Because you never know how important a hug is until you realize you can never have another from the person you miss the most.

“Bernadette,” Oscar says, a warning clearly evident in his voice. He won’t hurt me though. Shit, he said it himself, that the only reason he gave into sex with me is because he knew that, out of all the people in the world, that I was the one person he would be able to keep safe, even in the aura of his own violent monstrosity.

“What?” I whisper, the word a challenge against his tempestuous mouth. “Too afraid to fuck me in a casket, Montauk?”

“Afraid?” he asks, a mocking laugh in his tone. But then his face darkens, and he shakes his head sharply. “Never.”

I let out a small gasp as Oscar takes me by the hair and punishes my mouth with the force of his, shoving his tongue between my lips and bringing these soft little sounds to my lips that I wasn’t even sure I was capable of. He kneads the back of my head with his fingers, tasting me, diving deeper. His body lords over the casket, trapping me inside of it as he kisses me in a way I imagine he’s been waiting to do for a long time.

Completely unfettered.

He might be a master of knots, but thus far, the only person he’s truly managed to truss up is himself, trapped in a web of emotional rope.
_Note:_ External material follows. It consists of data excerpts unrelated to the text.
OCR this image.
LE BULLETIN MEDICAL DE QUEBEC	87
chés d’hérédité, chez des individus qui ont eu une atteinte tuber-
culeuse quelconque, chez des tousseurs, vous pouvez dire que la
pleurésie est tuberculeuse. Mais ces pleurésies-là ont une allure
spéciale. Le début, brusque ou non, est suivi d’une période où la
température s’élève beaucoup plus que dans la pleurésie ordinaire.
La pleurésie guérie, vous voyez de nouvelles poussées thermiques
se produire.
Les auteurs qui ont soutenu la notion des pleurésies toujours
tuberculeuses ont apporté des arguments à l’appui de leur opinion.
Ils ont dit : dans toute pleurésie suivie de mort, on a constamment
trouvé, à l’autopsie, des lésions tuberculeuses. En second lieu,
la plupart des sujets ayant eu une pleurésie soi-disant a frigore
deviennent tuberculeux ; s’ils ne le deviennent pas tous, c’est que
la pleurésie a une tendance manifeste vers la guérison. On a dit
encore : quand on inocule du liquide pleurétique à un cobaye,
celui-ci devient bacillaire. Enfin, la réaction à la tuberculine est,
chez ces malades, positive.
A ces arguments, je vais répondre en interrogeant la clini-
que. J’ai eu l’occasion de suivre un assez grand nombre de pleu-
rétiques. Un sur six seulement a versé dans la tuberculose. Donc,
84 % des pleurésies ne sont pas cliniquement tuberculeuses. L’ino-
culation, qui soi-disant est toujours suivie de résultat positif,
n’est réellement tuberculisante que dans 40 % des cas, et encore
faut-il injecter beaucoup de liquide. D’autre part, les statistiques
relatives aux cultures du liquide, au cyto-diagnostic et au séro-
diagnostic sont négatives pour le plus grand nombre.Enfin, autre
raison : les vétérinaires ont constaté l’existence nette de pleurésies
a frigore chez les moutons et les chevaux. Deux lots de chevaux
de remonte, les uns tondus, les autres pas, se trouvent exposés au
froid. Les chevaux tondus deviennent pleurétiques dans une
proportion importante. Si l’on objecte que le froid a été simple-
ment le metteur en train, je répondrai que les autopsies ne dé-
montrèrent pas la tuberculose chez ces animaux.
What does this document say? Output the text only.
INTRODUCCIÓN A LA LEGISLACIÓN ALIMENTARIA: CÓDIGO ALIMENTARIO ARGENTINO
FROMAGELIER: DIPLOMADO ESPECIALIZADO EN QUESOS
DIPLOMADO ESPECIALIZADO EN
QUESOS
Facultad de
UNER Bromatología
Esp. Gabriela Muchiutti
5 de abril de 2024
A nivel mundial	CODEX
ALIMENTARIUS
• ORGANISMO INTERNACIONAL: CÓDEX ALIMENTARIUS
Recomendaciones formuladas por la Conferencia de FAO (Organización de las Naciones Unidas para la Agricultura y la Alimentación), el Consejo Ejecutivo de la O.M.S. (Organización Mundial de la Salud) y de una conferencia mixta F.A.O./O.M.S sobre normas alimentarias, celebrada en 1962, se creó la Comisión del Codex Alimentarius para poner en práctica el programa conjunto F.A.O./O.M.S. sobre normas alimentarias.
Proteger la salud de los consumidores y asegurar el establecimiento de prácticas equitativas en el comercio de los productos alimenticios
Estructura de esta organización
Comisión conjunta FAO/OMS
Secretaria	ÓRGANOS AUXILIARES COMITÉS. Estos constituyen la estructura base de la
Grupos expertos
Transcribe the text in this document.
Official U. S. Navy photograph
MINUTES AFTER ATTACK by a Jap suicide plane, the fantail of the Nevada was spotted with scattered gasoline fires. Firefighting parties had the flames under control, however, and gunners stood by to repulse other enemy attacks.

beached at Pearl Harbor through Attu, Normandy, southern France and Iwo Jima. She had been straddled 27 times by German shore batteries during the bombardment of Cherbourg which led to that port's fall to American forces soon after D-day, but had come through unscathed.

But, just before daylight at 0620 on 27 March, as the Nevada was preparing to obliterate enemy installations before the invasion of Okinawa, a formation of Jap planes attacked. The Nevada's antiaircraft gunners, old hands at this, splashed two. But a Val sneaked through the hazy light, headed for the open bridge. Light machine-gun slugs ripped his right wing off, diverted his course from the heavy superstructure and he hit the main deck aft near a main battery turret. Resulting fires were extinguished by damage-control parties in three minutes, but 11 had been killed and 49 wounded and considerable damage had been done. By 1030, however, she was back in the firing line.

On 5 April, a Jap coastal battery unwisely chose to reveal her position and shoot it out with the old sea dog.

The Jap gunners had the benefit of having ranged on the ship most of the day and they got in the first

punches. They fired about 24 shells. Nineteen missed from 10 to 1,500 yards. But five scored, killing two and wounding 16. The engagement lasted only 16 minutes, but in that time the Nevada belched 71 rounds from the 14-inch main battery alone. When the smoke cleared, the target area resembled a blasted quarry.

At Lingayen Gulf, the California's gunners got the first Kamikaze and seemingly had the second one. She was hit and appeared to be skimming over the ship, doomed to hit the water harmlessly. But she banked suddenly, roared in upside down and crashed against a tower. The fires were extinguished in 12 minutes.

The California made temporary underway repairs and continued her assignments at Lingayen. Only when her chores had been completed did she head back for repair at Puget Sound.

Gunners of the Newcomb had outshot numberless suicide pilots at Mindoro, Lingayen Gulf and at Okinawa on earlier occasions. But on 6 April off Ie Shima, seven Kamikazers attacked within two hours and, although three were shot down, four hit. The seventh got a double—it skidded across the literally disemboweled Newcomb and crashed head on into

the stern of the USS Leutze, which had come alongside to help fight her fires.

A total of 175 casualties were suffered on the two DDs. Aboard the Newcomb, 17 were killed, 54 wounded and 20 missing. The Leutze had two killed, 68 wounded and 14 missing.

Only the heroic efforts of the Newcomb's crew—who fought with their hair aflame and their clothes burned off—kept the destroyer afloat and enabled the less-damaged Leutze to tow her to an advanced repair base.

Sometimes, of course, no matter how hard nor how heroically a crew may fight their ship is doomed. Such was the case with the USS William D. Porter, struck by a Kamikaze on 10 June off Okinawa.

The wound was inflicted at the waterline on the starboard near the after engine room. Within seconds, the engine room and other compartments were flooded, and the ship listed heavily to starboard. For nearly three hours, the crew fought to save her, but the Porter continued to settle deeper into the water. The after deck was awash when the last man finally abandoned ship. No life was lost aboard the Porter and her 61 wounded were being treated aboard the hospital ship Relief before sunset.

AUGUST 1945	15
It sloughs off as he kisses me, urging me back until he’s fully crouched over the casket, a uniquely beautiful monster.

“Fuck,” he growls, pulling back slightly and looking up at the ceiling, like he’s checking for security cameras. There’s a chance that some are hidden in the room, but unlikely. That sort of tech costs money and, like I said, Prescott. We use paper and pencils and textbooks from 1999. “Get on your hands and knees.”

“Hands and knees?” I query with a quirked brow, but Oscar ignores me, reaching out and grabbing me by the hips. He flips me over as I let out a small sound of surprise. Holy fuck. One of those deft, inked hands of his sneaks around and unbuttons my jeans before he yanks them over my hips and ass, leaving them to bunch around my thighs.

There isn’t a ton of room inside the casket, but there doesn’t have to be. Just enough for him to kneel behind me, flicking the button on his slacks open as he grabs me by the hair and pulls my head back.

There’s no lead-up to the violent thrusting of his hips, just a brief pressure as my body stretches to accommodate his. Oscar’s pelvis slams into my ass, his cock hitting the end of me as I curl my hand over the edge of the casket, digging my pretty new nails into the side of it.